Una crescita insidiosa
La crescita eccessiva dei denti incisivi è facilmente evidenziabile anche agli occhi di un profano mentre quella dei molariformi, a causa della loro posizione più profonda nel cavo orale, non viene generalmente notata dal proprietario del coniglio. L’eccessiva crescita dei molariformi è, tuttavia, particolarmente insidiosa dato che è in grado di provocare lesioni ai tessuti molli ed ossei tanto gravi da compromettere la vita stessa dell’animale.

 

Il coniglio che soffre di malocclusione tende a risparmiare i movimenti di masticazione orizzontale, dati ad esempio dal consumo di fieno, preferendo nutrirsi di alimenti come il pellet, in modo da provare meno dolore.

 

Punte taglienti
La normale conformazione anatomica del cranio del coniglio, oltre a prevedere gli incisivi superiori che sopravanzano gli inferiori, consta in una disposizione sfalsata dei molariformi, con la fila dei superiori disposta un po’ più esternamente rispetto a quella degli inferiori. Ciò comporta che questi denti si consumino in maniera parziale durante la masticazione verticale e totale durante la masticazione orizzontale. I movimenti di masticazione orizzontali si verificano prevalentemente con l’assunzione di fibra di buona qualità e dalla giusta consistenza (ad esempio, un buon fieno). La masticazione del pellet, prevalentemente di tipo verticale, non comporta un adeguato consumo della porzione più interna dei molariformi inferiori e di quella più esterna dei molariformi superiori.
È intuibile dunque che tali parti del dente, non consumandosi, continuino ad allungarsi generando punte taglienti in grado di lesionare gravemente le guance e la lingua.

 

Si parla di "malocclusione” quando le arcate dentarie, non combaciando più, non permettono una corretta chiusura della bocca.

 

 

Critical care
Il coniglio che ha questi problemi tende a risparmiare i movimenti di masticazione orizzontale, preferendo nutrirsi di pellet in modo da provare meno dolore.
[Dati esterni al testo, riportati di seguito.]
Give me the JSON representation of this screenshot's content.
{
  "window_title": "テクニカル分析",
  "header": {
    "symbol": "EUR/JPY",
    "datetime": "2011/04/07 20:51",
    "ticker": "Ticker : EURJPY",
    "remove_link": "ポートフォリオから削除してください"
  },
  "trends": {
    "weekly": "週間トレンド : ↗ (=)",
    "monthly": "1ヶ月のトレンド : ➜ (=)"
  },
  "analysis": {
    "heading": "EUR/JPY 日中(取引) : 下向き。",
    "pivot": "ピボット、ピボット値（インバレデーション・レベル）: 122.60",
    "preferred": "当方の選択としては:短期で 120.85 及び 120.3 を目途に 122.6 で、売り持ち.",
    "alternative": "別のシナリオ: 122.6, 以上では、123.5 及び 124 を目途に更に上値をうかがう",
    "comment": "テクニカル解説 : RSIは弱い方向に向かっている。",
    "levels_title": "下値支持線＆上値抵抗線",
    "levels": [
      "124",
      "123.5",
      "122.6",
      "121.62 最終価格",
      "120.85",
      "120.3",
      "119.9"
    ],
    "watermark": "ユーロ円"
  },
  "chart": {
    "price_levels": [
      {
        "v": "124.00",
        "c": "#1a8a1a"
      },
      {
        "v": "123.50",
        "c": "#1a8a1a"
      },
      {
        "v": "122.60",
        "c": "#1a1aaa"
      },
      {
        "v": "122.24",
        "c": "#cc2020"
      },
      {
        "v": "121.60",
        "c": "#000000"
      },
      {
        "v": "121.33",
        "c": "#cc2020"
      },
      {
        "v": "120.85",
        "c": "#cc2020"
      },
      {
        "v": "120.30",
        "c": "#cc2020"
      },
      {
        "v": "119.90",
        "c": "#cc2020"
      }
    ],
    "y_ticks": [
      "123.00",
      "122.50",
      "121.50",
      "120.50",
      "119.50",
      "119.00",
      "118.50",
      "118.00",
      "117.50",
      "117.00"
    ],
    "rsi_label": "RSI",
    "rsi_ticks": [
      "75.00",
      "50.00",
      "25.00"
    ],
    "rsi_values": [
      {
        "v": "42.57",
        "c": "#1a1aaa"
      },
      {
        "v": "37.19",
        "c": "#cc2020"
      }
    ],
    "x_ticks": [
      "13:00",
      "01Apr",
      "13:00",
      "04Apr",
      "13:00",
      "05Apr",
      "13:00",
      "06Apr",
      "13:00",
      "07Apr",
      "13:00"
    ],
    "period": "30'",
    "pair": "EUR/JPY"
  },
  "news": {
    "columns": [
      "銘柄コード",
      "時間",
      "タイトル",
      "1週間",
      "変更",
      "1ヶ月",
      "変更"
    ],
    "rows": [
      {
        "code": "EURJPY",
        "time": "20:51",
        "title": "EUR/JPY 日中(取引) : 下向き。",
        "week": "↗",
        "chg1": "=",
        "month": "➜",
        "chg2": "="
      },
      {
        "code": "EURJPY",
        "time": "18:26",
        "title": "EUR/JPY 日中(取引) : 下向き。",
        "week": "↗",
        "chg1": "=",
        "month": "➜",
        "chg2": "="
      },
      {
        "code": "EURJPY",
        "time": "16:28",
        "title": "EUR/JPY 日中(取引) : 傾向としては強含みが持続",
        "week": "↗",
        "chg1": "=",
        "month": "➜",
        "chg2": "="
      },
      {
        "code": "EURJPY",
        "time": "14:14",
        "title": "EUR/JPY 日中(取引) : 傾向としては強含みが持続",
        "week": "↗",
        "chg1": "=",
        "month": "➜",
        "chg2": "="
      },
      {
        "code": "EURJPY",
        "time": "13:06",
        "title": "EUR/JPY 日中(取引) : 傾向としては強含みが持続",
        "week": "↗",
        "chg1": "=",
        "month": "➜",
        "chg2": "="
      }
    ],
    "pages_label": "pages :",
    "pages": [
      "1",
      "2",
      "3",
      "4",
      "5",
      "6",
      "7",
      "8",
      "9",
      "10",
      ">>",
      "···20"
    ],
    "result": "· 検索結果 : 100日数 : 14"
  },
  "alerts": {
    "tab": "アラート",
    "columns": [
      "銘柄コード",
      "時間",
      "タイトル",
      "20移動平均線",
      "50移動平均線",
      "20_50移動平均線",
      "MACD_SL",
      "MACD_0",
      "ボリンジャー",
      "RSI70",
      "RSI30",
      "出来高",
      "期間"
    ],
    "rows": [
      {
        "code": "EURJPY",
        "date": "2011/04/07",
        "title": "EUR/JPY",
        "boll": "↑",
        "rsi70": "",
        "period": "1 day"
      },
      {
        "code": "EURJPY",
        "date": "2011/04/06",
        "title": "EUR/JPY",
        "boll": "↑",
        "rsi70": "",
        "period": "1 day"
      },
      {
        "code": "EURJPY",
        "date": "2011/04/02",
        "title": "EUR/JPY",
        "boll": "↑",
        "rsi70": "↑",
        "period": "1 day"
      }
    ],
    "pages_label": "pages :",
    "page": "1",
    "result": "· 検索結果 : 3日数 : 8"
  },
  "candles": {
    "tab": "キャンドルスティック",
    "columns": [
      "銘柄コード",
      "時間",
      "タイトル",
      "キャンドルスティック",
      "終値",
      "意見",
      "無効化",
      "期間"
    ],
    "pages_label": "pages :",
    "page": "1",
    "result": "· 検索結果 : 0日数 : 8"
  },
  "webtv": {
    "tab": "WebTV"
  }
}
Rapidamente il coniglio arriva ad alimentarsi sempre meno andando incontro al pericoloso digiuno, sempre grave in questi animali, che comporta ulteriori complicazioni al loro delicato apparato digerente (coliche, meteorismo). Per questo motivo, prima di qualunque altra terapia e praticamente per ogni stato di malessere dei conigli, è sempre opportuno sopperire al digiuno mediante alimentazione forzata con l’utilizzo di preparati specifici, spesso conosciuti come "critical care” per erbivori.

 

I problemi dentali costituiscono una buona percentuale delle cause di malessere nel coniglio.

 

Pratiche rischiose
Negli stadi più avanzati i denti arrivano a distruggere la base ossea in cui sono alloggiati provocando gravi infezioni che evolvono in voluminosi ascessi che coinvolgono anche le porzioni ossee del cranio. La gestione terapeutica di un coniglio affetto da malocclusione deve essere valutata dal medico veterinario; si va, nei casi individuati in tempo, dalla semplice limatura all’estrazione fino a chirurgie facciali spesso piuttosto complesse. È bene sottolineare che la pratica diffusa del taglio dei denti incisivi mediante tronchesi è una pratica rischiosa, dolorosa e non approvata dalla comunità scientifica. Inoltre, poiché spesso la malocclusione degli incisivi si accompagna a quella dei molariformi, è evidente quanto una pratica del genere sia del tutto insensata. La prevenzione è fondamentale e, salvo problematiche di malocclusione congenite, gestibile attenendosi alle linee guida dietetiche consigliate dal veterinario e alle periodiche visite cliniche in modo da evidenziare in tempo eventuali patologie dentali.